Opera seems to do this to people. To the outsider listening to a West German intellectual describe his love of opera, a tone of embarrassed possessiveness is often unmistakable, an ecstatic backward-sinking into the very sentimentality that is usually so hateful, coupled with an uneasiness about relinquishing oneself to this emotion. In Kluge’s case, this ambivalence includes a willingness to draw overt parallels between his own love of opera and the legacy of fascism, going so far as to allow Hitler, as a character in his short fictions, to become the stand-in for his own perspective: “He [Hitler] admired the great artists because they could use their voices to dash a person to pieces or convulse or dissolve a brain—but . . . had never yet done so. In that respect, said the Führer, music was a fundamentally gentle thing.” It is unclear (as usual in the work of Kluge) whether this anecdote is invented or historical, but little matter: In it, the Führer is as concerned with opera’s power to act on the external world as Kluge is himself. Here, as elsewhere in these stories, giving oneself over too completely to the emotions unleashed by opera—by any form of art—is tantamount to the dissolution of the self into mass feeling: an experience indelibly linked with historical fascism.

The German fascination with opera is an inheritance that passed squarely through the hands of the Nazis, and it is one of the only such inheritances (right-wing, unironic) later generations of Germans did not repudiate in disgust. (Germans get squeamish if they are even asked to sing around a campfire—so entirely did Nazism take all traditional communal activities hostage.) Still, soiled by association, it is a cumbersome heirloom. A slightly embarrassing appendage of contemporary German culture, tolerated not despite but perhaps only because of its slight ridiculousness, the opera implicates even now, infects even so. No intelligent German forgets the triad Nietzsche-Wagner-Hitler—and not just as a downward spill, but more deeply, as a closed ideological loop, giving a return path for a current that was strong. Opera holds out the seductive promise of giving in, letting go, sinking back. In his preface to the book, Kluge writes of how greatly moved he is by the opera, and of how “different parts of my soul allow operas, in all their dreamy, unrealistic absurdity, to whip up the surface of my inner seas until a boat might easily capsize.”
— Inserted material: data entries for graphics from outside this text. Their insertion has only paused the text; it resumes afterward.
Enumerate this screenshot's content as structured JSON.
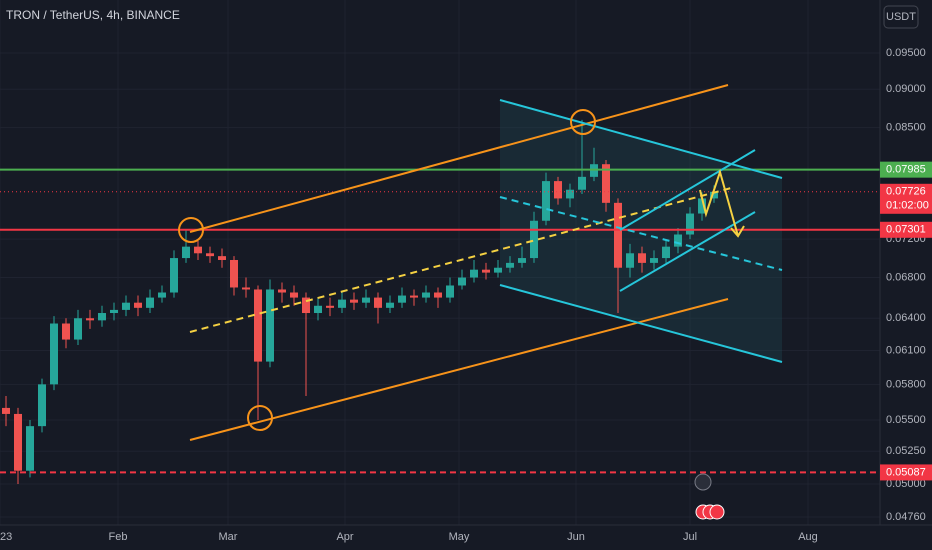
{
  "chart_data": {
    "type": "candlestick",
    "title": "TRON / TetherUS, 4h, BINANCE",
    "currency": "USDT",
    "log_scale": true,
    "up_color": "#26a69a",
    "down_color": "#ef5350",
    "categories": [
      "23",
      "Feb",
      "Mar",
      "Apr",
      "May",
      "Jun",
      "Jul",
      "Aug"
    ],
    "ylim": [
      0.04704,
      0.1028
    ],
    "yticks": [
      {
        "value": 0.095,
        "label": "0.09500"
      },
      {
        "value": 0.09,
        "label": "0.09000"
      },
      {
        "value": 0.085,
        "label": "0.08500"
      },
      {
        "value": 0.072,
        "label": "0.07200"
      },
      {
        "value": 0.068,
        "label": "0.06800"
      },
      {
        "value": 0.064,
        "label": "0.06400"
      },
      {
        "value": 0.061,
        "label": "0.06100"
      },
      {
        "value": 0.058,
        "label": "0.05800"
      },
      {
        "value": 0.055,
        "label": "0.05500"
      },
      {
        "value": 0.0525,
        "label": "0.05250"
      },
      {
        "value": 0.05,
        "label": "0.05000"
      },
      {
        "value": 0.0476,
        "label": "0.04760"
      }
    ],
    "price_lines": [
      {
        "value": 0.07985,
        "color": "#4caf50",
        "style": "solid"
      },
      {
        "value": 0.07726,
        "color": "#f23645",
        "style": "dotted",
        "countdown": "01:02:00"
      },
      {
        "value": 0.07301,
        "color": "#f23645",
        "style": "solid"
      },
      {
        "value": 0.05087,
        "color": "#f23645",
        "style": "dashed"
      }
    ],
    "open": [
      0.056,
      0.0555,
      0.051,
      0.0545,
      0.058,
      0.0635,
      0.062,
      0.064,
      0.0638,
      0.0645,
      0.0648,
      0.0655,
      0.065,
      0.066,
      0.0665,
      0.07,
      0.0712,
      0.0705,
      0.0702,
      0.0698,
      0.067,
      0.0668,
      0.06,
      0.0668,
      0.0665,
      0.066,
      0.0645,
      0.0652,
      0.065,
      0.0658,
      0.0655,
      0.066,
      0.065,
      0.0655,
      0.0662,
      0.066,
      0.0665,
      0.066,
      0.0672,
      0.068,
      0.0688,
      0.0685,
      0.069,
      0.0695,
      0.07,
      0.074,
      0.0785,
      0.0765,
      0.0775,
      0.079,
      0.0805,
      0.076,
      0.069,
      0.0705,
      0.0695,
      0.07,
      0.0712,
      0.0725,
      0.0748,
      0.0765
    ],
    "high": [
      0.057,
      0.056,
      0.055,
      0.0585,
      0.0642,
      0.064,
      0.0648,
      0.0648,
      0.0652,
      0.0655,
      0.0662,
      0.0662,
      0.0668,
      0.0672,
      0.0708,
      0.073,
      0.0718,
      0.0712,
      0.071,
      0.0702,
      0.068,
      0.0672,
      0.0678,
      0.0675,
      0.0672,
      0.0665,
      0.066,
      0.066,
      0.0665,
      0.0665,
      0.0668,
      0.0665,
      0.0662,
      0.067,
      0.0668,
      0.0672,
      0.067,
      0.068,
      0.0688,
      0.0698,
      0.0695,
      0.0698,
      0.0702,
      0.0712,
      0.075,
      0.0795,
      0.079,
      0.0782,
      0.086,
      0.0825,
      0.081,
      0.0765,
      0.0715,
      0.0712,
      0.0708,
      0.072,
      0.0732,
      0.0755,
      0.0772,
      0.078
    ],
    "low": [
      0.0545,
      0.05,
      0.0505,
      0.054,
      0.0575,
      0.0612,
      0.0615,
      0.063,
      0.0632,
      0.0638,
      0.0642,
      0.0642,
      0.0645,
      0.0655,
      0.066,
      0.0695,
      0.0698,
      0.0695,
      0.069,
      0.0662,
      0.066,
      0.055,
      0.0595,
      0.0655,
      0.0652,
      0.057,
      0.0638,
      0.0642,
      0.0645,
      0.0648,
      0.065,
      0.0635,
      0.0645,
      0.065,
      0.0652,
      0.0655,
      0.065,
      0.0655,
      0.0668,
      0.0675,
      0.0678,
      0.068,
      0.0685,
      0.069,
      0.0695,
      0.0735,
      0.0758,
      0.0755,
      0.077,
      0.0785,
      0.075,
      0.0645,
      0.068,
      0.0685,
      0.0688,
      0.0695,
      0.0705,
      0.072,
      0.074,
      0.076
    ],
    "close": [
      0.0555,
      0.051,
      0.0545,
      0.058,
      0.0635,
      0.062,
      0.064,
      0.0638,
      0.0645,
      0.0648,
      0.0655,
      0.065,
      0.066,
      0.0665,
      0.07,
      0.0712,
      0.0705,
      0.0702,
      0.0698,
      0.067,
      0.0668,
      0.06,
      0.0668,
      0.0665,
      0.066,
      0.0645,
      0.0652,
      0.065,
      0.0658,
      0.0655,
      0.066,
      0.065,
      0.0655,
      0.0662,
      0.066,
      0.0665,
      0.066,
      0.0672,
      0.068,
      0.0688,
      0.0685,
      0.069,
      0.0695,
      0.07,
      0.074,
      0.0785,
      0.0765,
      0.0775,
      0.079,
      0.0805,
      0.076,
      0.069,
      0.0705,
      0.0695,
      0.07,
      0.0712,
      0.0725,
      0.0748,
      0.0765,
      0.07726
    ]
  }
}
And yet: “The senses and the intellect must not be allowed to ‘wallow’ in dreaminess,” Kluge writes, “like cattle in a quagmire.” Despite the elegiac tone, a very high percentage of the stories here suggest that life, while not having the upper hand precisely, has at least what we might call the right of first refusal. In an episode told in the first part of the book, the audience and cast of Puccini’s Tosca take shelter in the cellar of the Frankfurt Opera during an air raid, such that “the story’s passionate goings-on, Tosca’s murder of the Roman police chief, couldn’t top what had already come. . . . Mass death relativizes emotions; indeed, every feeling must first burrow its way out from the reality of the air raids as from a heap of rubble, and only then can it scale the pinnacles of art.”


Ida Hattemer-Higgins is a novelist and translator of German, French, and Swedish. She lives in Paris.